Retraite : ce n’est pas une durée d’activité qui valide un nombre de trimestres mais un montant cotisé !

Tout le monde est d’accord pour dire que le système de retraite est devenu tellement complexe que personne ne sait combien il percevra quand il sera à la retraite, même les caisses de retraite ne sont plus en mesure de répondre aux questions des assurés…
La définition de trimestres cotisés est extrêmement nébuleuse pour les assurés…
Emmanuel Grimaud, Directeur de la publication du site Maximis Retraite, s’exprimait ce matin sur ce sujet sur BFM Business et explicitait la notion de trimestre cotisé, pris en compte pour le calcul de la retraite
Il faut avoir cotisé sur 7 000 euros de salaire au cours d’une année pour valider 4 trimestres, ce qui signifie qu’une personne qui travaille 3 mois avec un salaire de 2 500 euros valide bien 4 trimestres pour sa retraite et non un seul.
.
Les conséquences sont importantes puisque des salariés qui n’ont pas travaillé longtemps peuvent ainsi accéder au dispositif de retraite pour carrières longues s’ils ont cotisé sur un certain niveau de salaire.
Si l'on se réfère à la dernière circulaire CNAV, Caisse nationale d’assurance vieillesse, à propos de la retraite au titre de la pénibilité, les trimestres cotisés sont ainsi définis :
Sont retenus les trimestres cotisés selon les modalités définies pour la majoration du minimum contributif (cf. § 52 de la circulaire CNAV n° 2005/30 du 4 juillet 2005 et § 55 de la circulaire CNAV n° 2010/55 du 26 mai 2010
On note dans la circulaire du 4 juillet 2005 :
521 - Les périodes retenues au titre des trimestres cotisés

Il s'agit des périodes :
  • de cotisations à l'assurance vieillesse obligatoire (article L.351-2 CSS),
  • d'assurance volontaire vieillesse,
  • de rachats de cotisations,
  • de versement pour la retraite effectué au titre du taux de liquidation et de la proratisation,
  • de validation de carrière au titre de la loi du 26 décembre 1964,
  • de congé de formation,
  • de stage de la formation professionnelle,
  • de cotisations arriérées,
  • de validation par présomption (lettre CNAV du 9 juin 2005).
Définition du trimestre cotisé dans le Code de Sécurité sociale :Article L351-2 :
"Les périodes d'assurance ne peuvent être retenues, pour la détermination du droit à pension ou rente que si elles ont donné lieu au versement d'un minimum de cotisations.
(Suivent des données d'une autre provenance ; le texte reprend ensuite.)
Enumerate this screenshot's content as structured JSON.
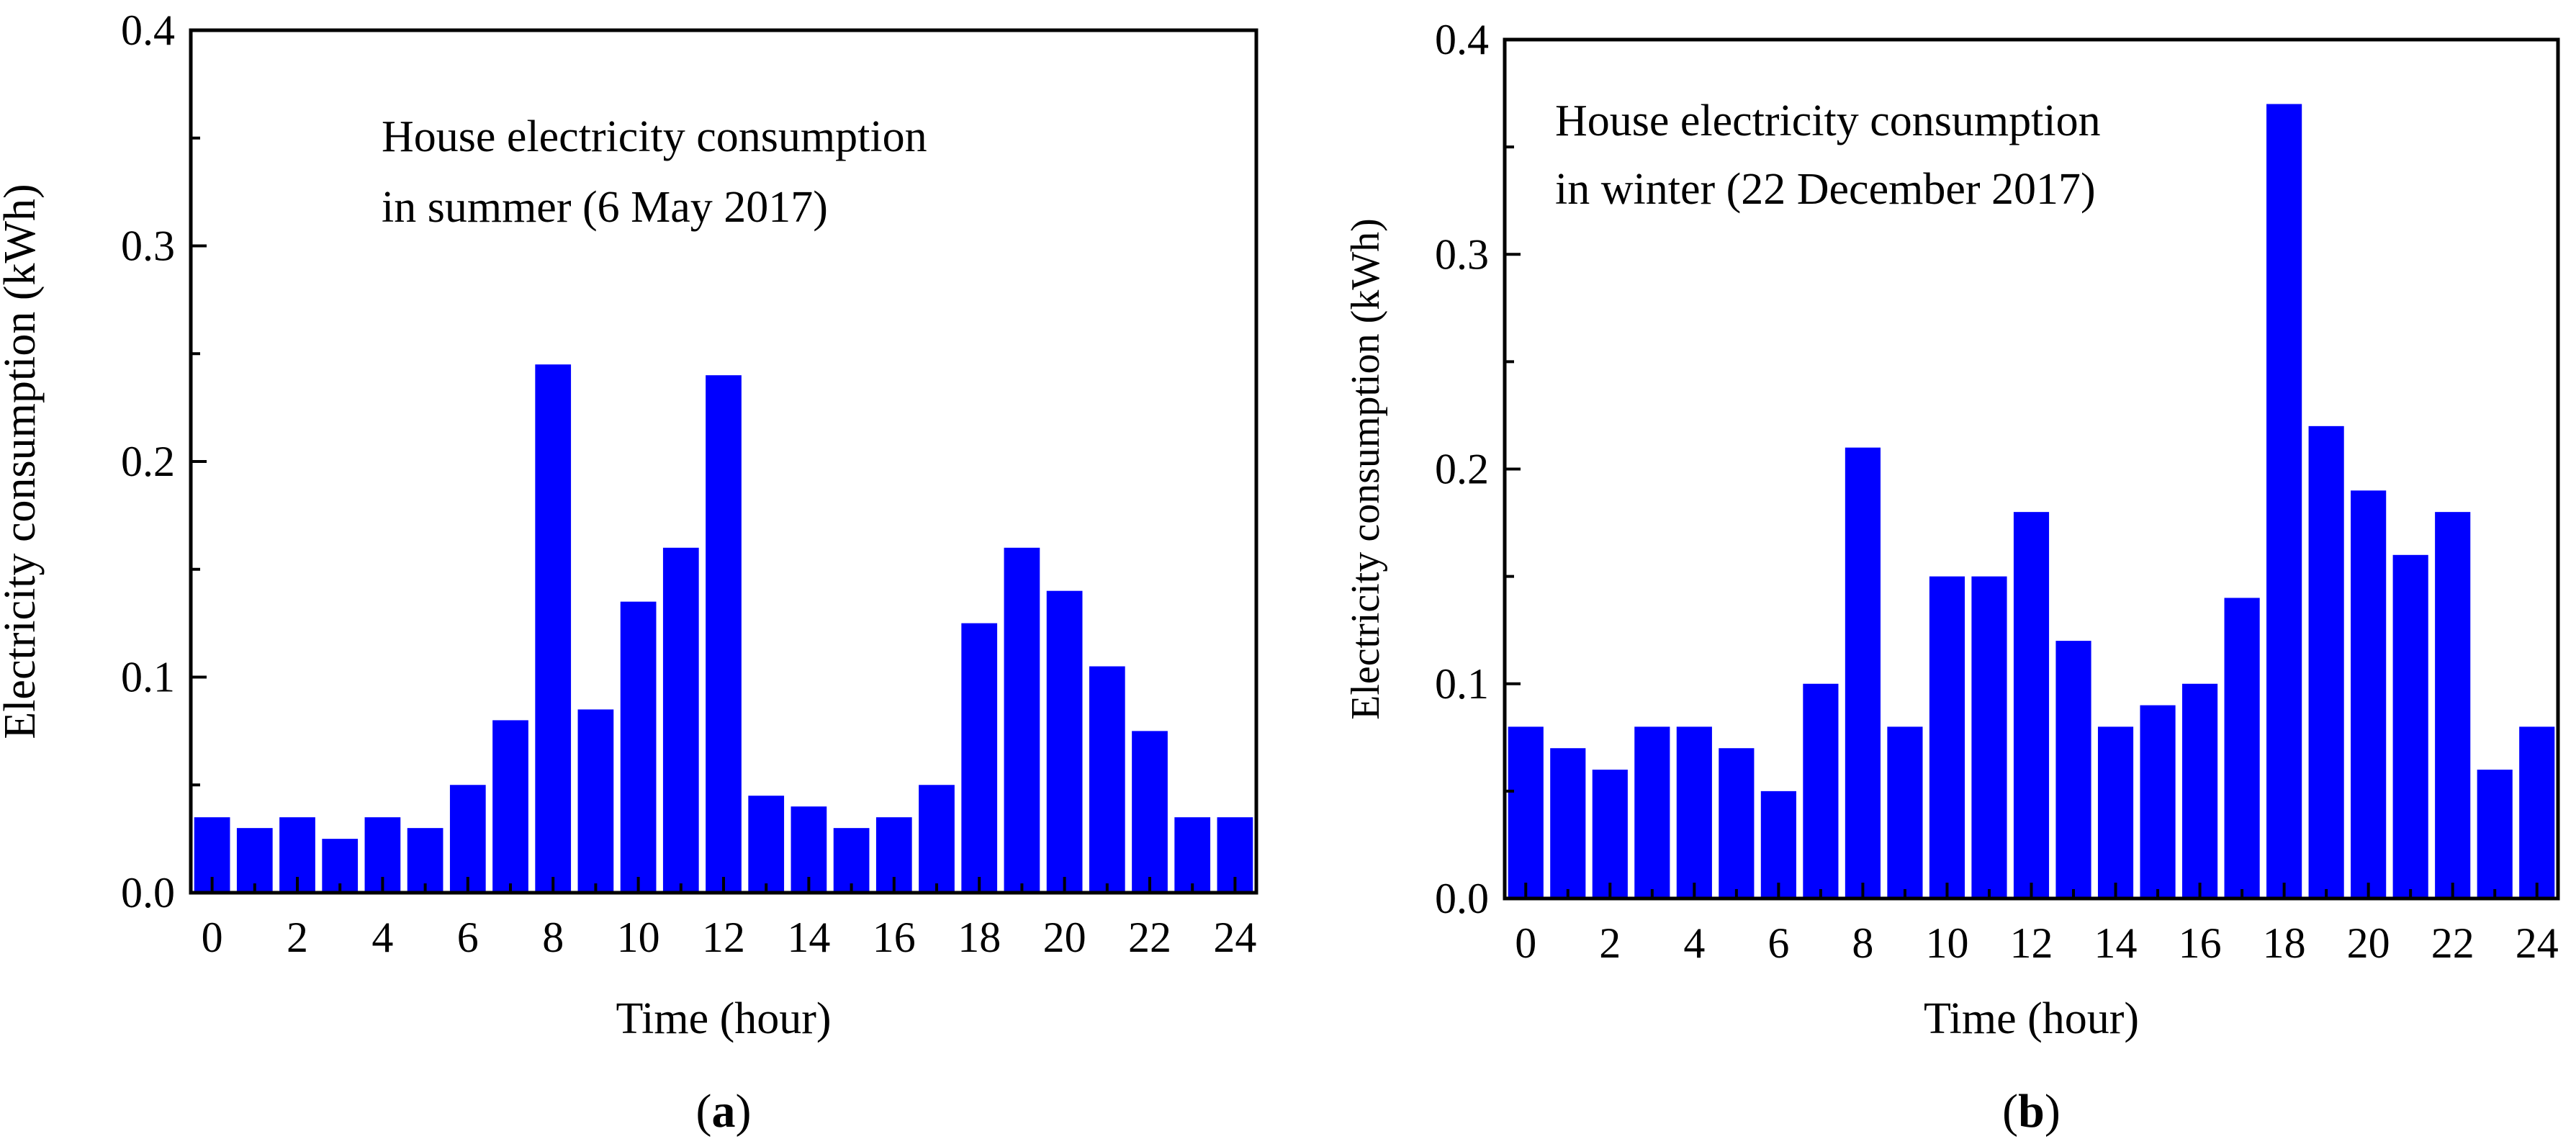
{
  "chart_data": [
    {
      "type": "bar",
      "panel": "a",
      "panel_label": "a",
      "title": "",
      "annotation_lines": [
        "House electricity consumption",
        " in summer (6 May 2017)"
      ],
      "xlabel": "Time (hour)",
      "ylabel": "Electricity consumption (kWh)",
      "xlim": [
        -0.5,
        24.5
      ],
      "ylim": [
        0,
        0.4
      ],
      "x_ticks": [
        0,
        2,
        4,
        6,
        8,
        10,
        12,
        14,
        16,
        18,
        20,
        22,
        24
      ],
      "y_ticks": [
        "0.0",
        "0.1",
        "0.2",
        "0.3",
        "0.4"
      ],
      "bar_color": "#0000ff",
      "categories": [
        0,
        1,
        2,
        3,
        4,
        5,
        6,
        7,
        8,
        9,
        10,
        11,
        12,
        13,
        14,
        15,
        16,
        17,
        18,
        19,
        20,
        21,
        22,
        23,
        24
      ],
      "values": [
        0.035,
        0.03,
        0.035,
        0.025,
        0.035,
        0.03,
        0.05,
        0.08,
        0.245,
        0.085,
        0.135,
        0.16,
        0.24,
        0.045,
        0.04,
        0.03,
        0.035,
        0.05,
        0.125,
        0.16,
        0.14,
        0.105,
        0.075,
        0.035,
        0.035
      ]
    },
    {
      "type": "bar",
      "panel": "b",
      "panel_label": "b",
      "title": "",
      "annotation_lines": [
        "House electricity consumption",
        "  in winter (22 December 2017)"
      ],
      "xlabel": "Time (hour)",
      "ylabel": "Electricity consumption (kWh)",
      "xlim": [
        -0.5,
        24.5
      ],
      "ylim": [
        0,
        0.4
      ],
      "x_ticks": [
        0,
        2,
        4,
        6,
        8,
        10,
        12,
        14,
        16,
        18,
        20,
        22,
        24
      ],
      "y_ticks": [
        "0.0",
        "0.1",
        "0.2",
        "0.3",
        "0.4"
      ],
      "bar_color": "#0000ff",
      "categories": [
        0,
        1,
        2,
        3,
        4,
        5,
        6,
        7,
        8,
        9,
        10,
        11,
        12,
        13,
        14,
        15,
        16,
        17,
        18,
        19,
        20,
        21,
        22,
        23,
        24
      ],
      "values": [
        0.08,
        0.07,
        0.06,
        0.08,
        0.08,
        0.07,
        0.05,
        0.1,
        0.21,
        0.08,
        0.15,
        0.15,
        0.18,
        0.12,
        0.08,
        0.09,
        0.1,
        0.14,
        0.37,
        0.22,
        0.19,
        0.16,
        0.18,
        0.06,
        0.08
      ]
    }
  ]
}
En cas de force majeure ou d'impossibilité manifeste pour l'assuré d'apporter la preuve du versement de cotisations, celle-ci peut l'être à l'aide de documents probants ou de présomptions concordantes. Lorsque la possibilité d'effectuer un versement de cotisations est ouverte en application de dispositions réglementaires au-delà du délai d'exigibilité mentionné à l'article L. 244-3 et à défaut de production de documents prouvant l'activité rémunérée, ce versement ne peut avoir pour effet d'augmenter la durée d'assurance de plus de quatre trimestres"
 
Demain, le nouveau décret pour les retraites entrera en vigueur.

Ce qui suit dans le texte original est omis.